Dia Mundial de la Seguridad Vial

Las revisiones periódicas en el taller sí son imprescindibles para conservar bien los amortiguadores.

¿Saben los conductores que si el líquido de frenos hierve antes de tiempo –por un exceso de uso– el pedal se hunde más de la cuenta y el coche tarda más en detenerse? En un verano en el que se prevén millones de desplazamientos en automóvil, algunos expertos llaman a la responsabilidad a dos colectivos principales –los talleres y los conductores– para evitar los previsibles problemas en las carreteras españolas.

Visto de otro modo: se considera al mecánico un eslabón fundamental en la cadena de la seguridad vial y se recuerda al automovilista la necesidad de mantener su vehículo en las mejores condiciones posibles. Son las dos líneas argumentales de la campaña ‘Elige calidad, elige confianza’, iniciativa lanzada por la asociación española de fabricantes de componentes de automoción (Sernauto) con motivo del Día Mundial de la Seguridad Vial, que se celebra el 10 de junio.

“Un profesional de la mecánica debe desempeñar su papel como prescriptor de seguridad y recomendar al conductor lo mejor para su coche, invitándolo a que invierta en piezas que mejoran su vehículo y contribuyen la seguridad en las carreteras”, sostiene el responsable de postventa en España de Continental, Jesús Castillo, también portavoz de la campaña. Esta, en definitiva, pretende animar al uso de recambios de calidad (más caros pero más seguros) como los que fabrican las marcas que integran Sernauto.

Las previsiones apuntan a una movilidad estival con muchos más viajes de medio y largo recorrido por carretera, por temor al transporte colectivo y por la disminución de las vacaciones en el extranjero. Y de ahí la importancia –y esto no tiene discusión posible– de las revisiones del vehículo, tanto más si ha estado parado varias semanas por las restricciones de movilidad.
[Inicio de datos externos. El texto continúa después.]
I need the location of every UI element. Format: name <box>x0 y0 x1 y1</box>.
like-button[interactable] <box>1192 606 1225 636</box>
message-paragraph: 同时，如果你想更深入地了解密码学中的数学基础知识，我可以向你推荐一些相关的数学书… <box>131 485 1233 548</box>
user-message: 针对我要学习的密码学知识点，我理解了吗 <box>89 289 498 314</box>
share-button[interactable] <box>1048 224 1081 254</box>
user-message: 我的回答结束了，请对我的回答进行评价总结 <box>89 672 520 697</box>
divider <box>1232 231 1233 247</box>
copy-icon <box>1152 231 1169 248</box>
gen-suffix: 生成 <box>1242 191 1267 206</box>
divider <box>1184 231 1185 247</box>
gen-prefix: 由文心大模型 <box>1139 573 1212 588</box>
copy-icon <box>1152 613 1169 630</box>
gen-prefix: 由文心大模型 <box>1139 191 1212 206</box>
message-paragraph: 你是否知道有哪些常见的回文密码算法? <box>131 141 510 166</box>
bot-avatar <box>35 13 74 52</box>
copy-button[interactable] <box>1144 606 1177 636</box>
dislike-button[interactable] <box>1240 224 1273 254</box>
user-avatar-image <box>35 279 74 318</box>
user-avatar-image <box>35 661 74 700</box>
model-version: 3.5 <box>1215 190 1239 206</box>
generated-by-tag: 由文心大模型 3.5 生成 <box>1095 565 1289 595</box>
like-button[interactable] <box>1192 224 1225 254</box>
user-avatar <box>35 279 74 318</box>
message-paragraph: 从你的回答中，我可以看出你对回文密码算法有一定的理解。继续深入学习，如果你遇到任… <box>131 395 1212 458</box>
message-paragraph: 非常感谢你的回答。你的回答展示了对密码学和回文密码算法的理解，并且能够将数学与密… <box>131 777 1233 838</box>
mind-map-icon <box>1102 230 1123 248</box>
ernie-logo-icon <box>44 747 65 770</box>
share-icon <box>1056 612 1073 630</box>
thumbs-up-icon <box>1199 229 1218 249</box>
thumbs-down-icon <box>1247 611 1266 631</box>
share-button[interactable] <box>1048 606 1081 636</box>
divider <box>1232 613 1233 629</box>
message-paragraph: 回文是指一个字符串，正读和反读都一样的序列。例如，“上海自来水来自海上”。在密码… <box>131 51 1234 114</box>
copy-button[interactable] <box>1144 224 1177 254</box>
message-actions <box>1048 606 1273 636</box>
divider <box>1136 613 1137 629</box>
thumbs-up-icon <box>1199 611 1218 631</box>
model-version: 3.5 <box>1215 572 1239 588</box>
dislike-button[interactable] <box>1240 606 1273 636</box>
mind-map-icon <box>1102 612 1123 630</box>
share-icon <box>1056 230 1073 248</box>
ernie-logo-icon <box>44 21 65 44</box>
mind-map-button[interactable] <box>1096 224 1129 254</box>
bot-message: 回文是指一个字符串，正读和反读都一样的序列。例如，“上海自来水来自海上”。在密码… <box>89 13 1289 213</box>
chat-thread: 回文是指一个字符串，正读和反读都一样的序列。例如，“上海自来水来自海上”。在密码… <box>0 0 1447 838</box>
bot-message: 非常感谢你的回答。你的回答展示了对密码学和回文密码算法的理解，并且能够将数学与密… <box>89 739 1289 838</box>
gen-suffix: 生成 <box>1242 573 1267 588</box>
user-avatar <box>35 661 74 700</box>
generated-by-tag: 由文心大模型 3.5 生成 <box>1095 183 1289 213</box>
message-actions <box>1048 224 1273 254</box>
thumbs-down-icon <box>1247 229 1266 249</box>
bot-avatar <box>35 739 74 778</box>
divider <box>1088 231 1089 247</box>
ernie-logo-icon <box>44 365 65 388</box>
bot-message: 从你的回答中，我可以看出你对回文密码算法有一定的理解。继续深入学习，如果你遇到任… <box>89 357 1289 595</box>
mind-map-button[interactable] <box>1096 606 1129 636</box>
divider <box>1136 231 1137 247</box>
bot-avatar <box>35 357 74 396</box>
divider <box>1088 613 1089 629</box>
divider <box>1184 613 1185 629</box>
En especial de los elementos que integran el “triángulo de la seguridad”, en palabras de Castillo, portavoz de la campaña: amortiguadores, frenos y neumáticos.

Revisión de los frenos

“Un mantenimiento del sistema de frenado es esencial en una situación de emergencia, en la que solo unos centímetros marcan la diferencia entre un susto o algo peor”, recuerda Jesús Castillo. Los conductores deben revisar el estado de las pastillas (cada 10.000 kilómetros, más o menos, aunque la cifra depende de cada cada coche) y de los discos de freno, y también el líquido, que debe cambiarse, aproximadamente, cada dos años o entre 30.000 y 40.000 kilómetros.

“Debido al desgaste por el paso del tiempo y la absorción de humedad, el punto de ebullición del líquido de frenos puede disminuir hasta un 20% en dos años”, señala Castillo. “Y cuando se llega al punto de ebullición, la humedad se convierte en gas. Ahí observamos que el pedal se hunde y perdemos en gran parte la eficacia de la frenada. Es muy recomendable sustituir el líquido y seguir las recomendaciones de los fabricantes”, añade.

En cuanto a los amortiguadores, según recuerda el portavoz de la campaña, su desgaste puede aumentar la distancia de frenado hasta dos metros, y un mal estado de cualquiera de ellos, traseros o delanteros, también puede afectar al contacto de los neumáticos con la carretera. Este es otro de los elementos fundamentales para la seguridad: los conductores deben revisar a menudo tanto el desgaste de la banda de rodadura (el mínimo legal es 1,6 milímetros) como la presión, que debe ser la que recomienda el fabricante del vehículo.